Here is the print of the model generated by codeml :
>>> print(model)
Evolutionary Model fb.cluster_03502:
log likelihood : -35570.938479
number of parameters : 23
sites inference : None
sites classes : None
branches :
mark: #0 , omega: None , node_ids: 8 , name: ROOT
mark: #1 , omega: 789.5325 , node_ids: 9 , name: EDGE
mark: #2 , omega: 0.005 , node_ids: 4 , name: Sp1
mark: #3 , omega: 0.0109 , node_ids: 6 , name: Seq1
mark: #4 , omega: 0.0064 , node_ids: 5 , name: Sp2
mark: #5 , omega: 865.5116 , node_ids: 10 , name: EDGE
mark: #6 , omega: 0.005 , node_ids: 7 , name: Seq2
mark: #7 , omega: 0.0038 , node_ids: 11 , name: EDGE
mark: #8 , omega: 0.067 , node_ids: 2 , name: Sp3
mark: #9 , omega: 999.0 , node_ids: 12 , name: EDGE
mark: #10 , omega: 0.1165 , node_ids: 3 , name: Sp4
mark: #11 , omega: 0.1178 , node_ids: 1 , name: Sp5
But since it is only a print, I would need to get these informations into a table such as :
Omega node_ids name
None 8 ROOT
789.5325 9 EDGE
0.005 4 Sp1
0.0109 6 Seq1
0.0064 5 Sp2
865.5116 10 EDGE
0.005 7 Sp3
0.0038 11 EDGE
0.067 2 Sp3
999.0 12 EDGE
0.1165 3 Sp4
0.1178 1 Sp5
Because I need to parse these informations.
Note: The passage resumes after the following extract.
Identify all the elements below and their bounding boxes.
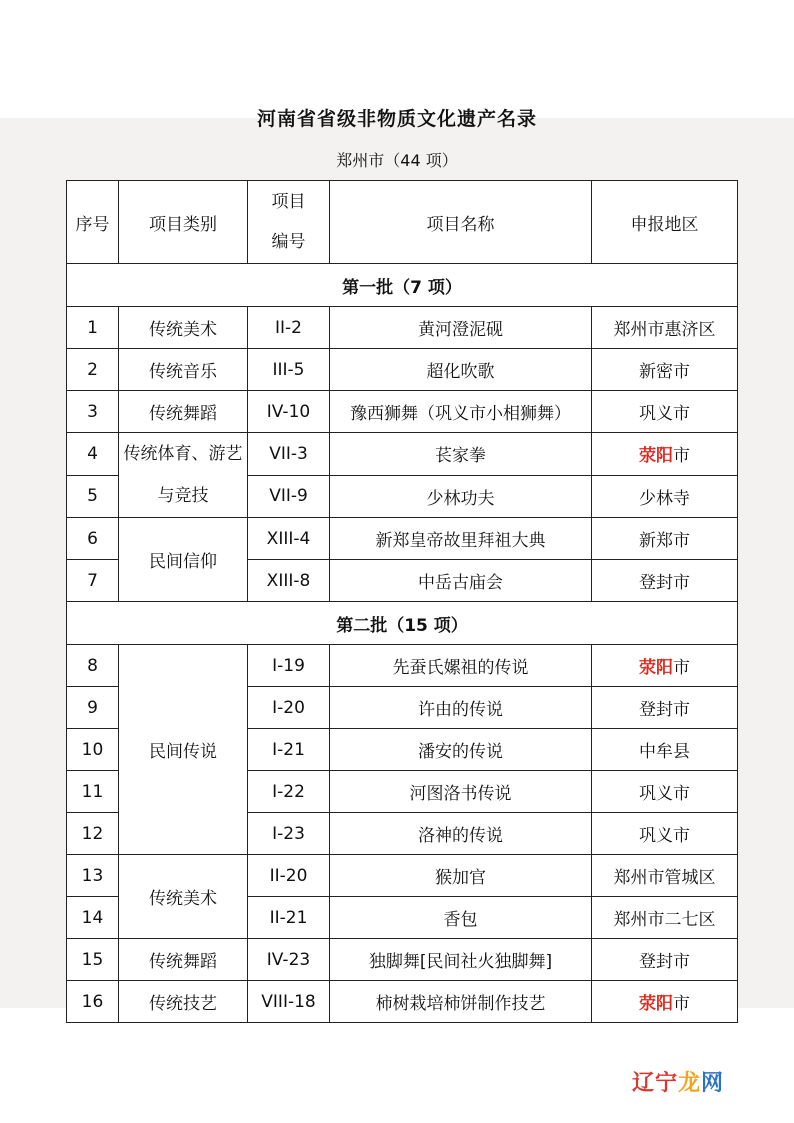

Do you have an idea how to handle a print output ?
Thanks for your help.
I took a look at the underlying code in model.py
It seems that you can use s = model.__str__()
to obtain a string of this print-out. From there you can parse the string using standard string operations. I don't know the exact form of your string, but your code could look something like this:
import pandas as pd
lines = s.split('\\n')
lst = []
first_idx = 6 # Skip the lines that are not of interest.
names = [field[:field.index(':')].strip() for field in lines[first_idx].split(',')]
for line in lines[first_idx:]:
if line:
row = [field[field.index(':')+1:].strip().strip("#") for field in line.split(',')]
lst.append(row)
df = pd.DataFrame(lst, columns=names)
There are prettier ways to do this, but it gets the job done.